The related molecular chaperones calnexin and calreticulin differentially associate with nascent T cell antigen receptor proteins within the endoplasmic reticulum

Abstract

Assembly of the multisubunit T cell antigen receptor (TCR) complex is an intricate process requiring coordinated regulation of at least six different gene products (α, β, γ, δ, ε, and ζ) and the ordered pairing of partner chains within the endoplasmic reticulum (ER). To date, two proteins have been implicated as functioning as molecular chaperones in the assembly of nascent TCR proteins: calnexin, a resident ER transmembrane protein, which associates with all TCR components except ζ, and T cell receptor-associated protein, which selectively associates with CD3γε pairs. In this study, we examined the association of calreticulin, a soluble protein with significant sequence homology to calnexin, with newly synthesized TCR proteins. Analogous to calnexin, processing of glycan chains by glucosidase enzymes was required for initial association of TCRα and -β proteins with calreticulin; however, several major differences were noted regarding interaction of calnexin and calreticulin chaperones with TCR proteins.

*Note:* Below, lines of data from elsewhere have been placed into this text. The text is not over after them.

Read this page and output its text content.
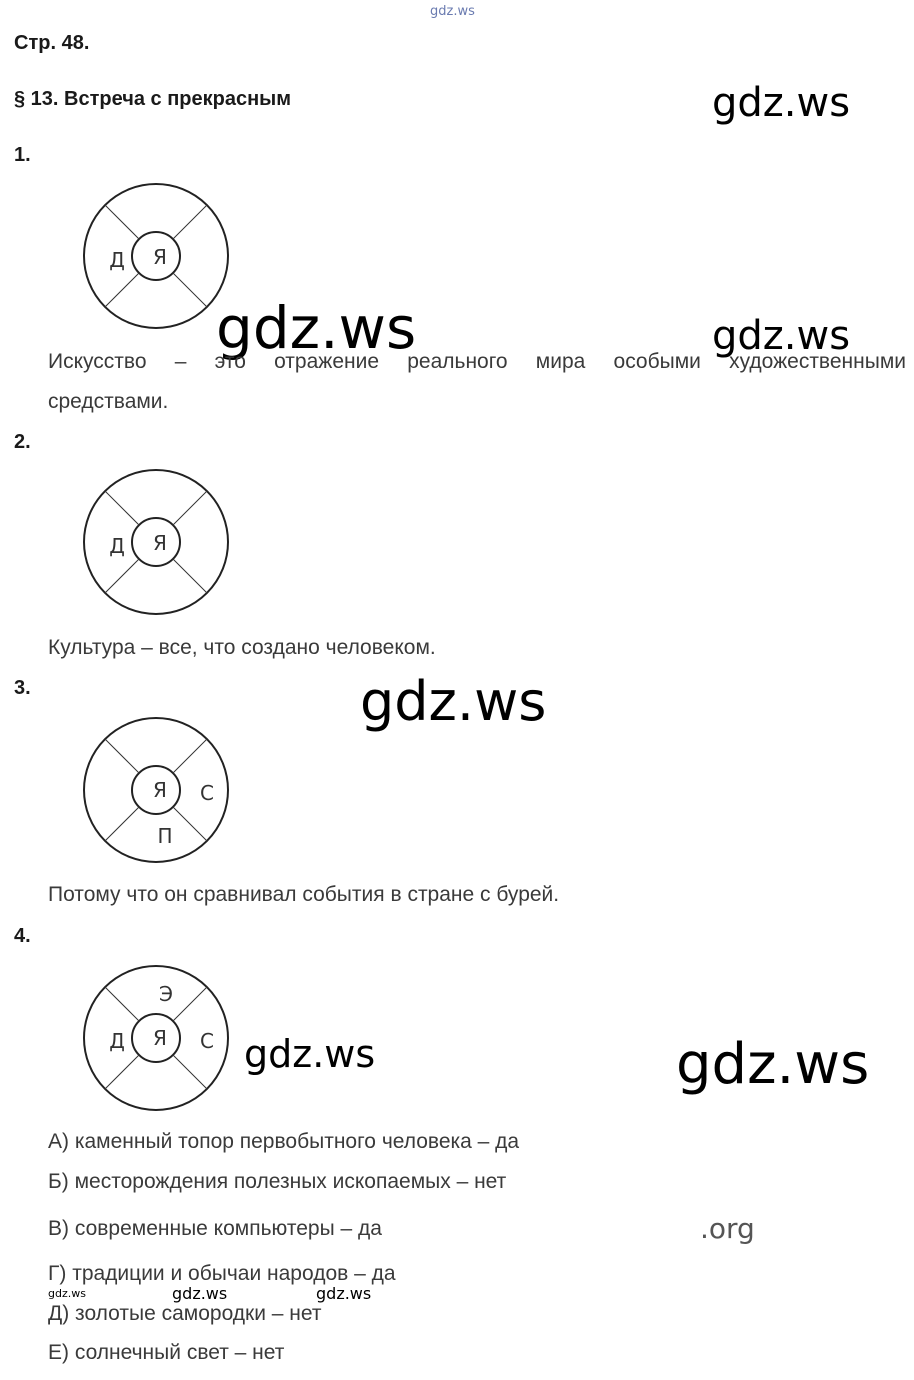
gdz.ws
Стр. 48.
§ 13. Встреча с прекрасным	gdz.ws
1.
Я
Д
gdz.ws	gdz.ws
Искусство – это отражение реального мира особыми художественными
средствами.
2.
Я
Д
Культура – все, что создано человеком.
3.	gdz.ws
Я С
П
Потому что он сравнивал события в стране с бурей.
4.
Я
Э
Д	С gdz.ws	gdz.ws
А) каменный топор первобытного человека – да
Б) месторождения полезных ископаемых – нет
В) современные компьютеры – да	.org
Г) традиции и обычаи народов – да
gdz.ws	gdz.ws	gdz.ws
Д) золотые самородки – нет
Е) солнечный свет – нет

First, TCRα and -β proteins showed prolonged association with calnexin molecules compared with calreticulin; interaction of TCRα proteins with calreticulin was particularly transient, with most calreticulin-TCRα protein complexes dissociating within 15 min of their initial assembly. Second, we found that, unlike calnexin, which associated with clonotypic TCRα and -β proteins and invariant CD3δ and -ε polypeptides, calreticulin associated specifically with clonotypic TCRα and -β proteins. These studies identify calreticulin as a molecular chaperone for nascent clonotypic TCRα and -β proteins and demonstrate that calreticulin and calnexin differentially associate with newly synthesized TCR proteins within the ER.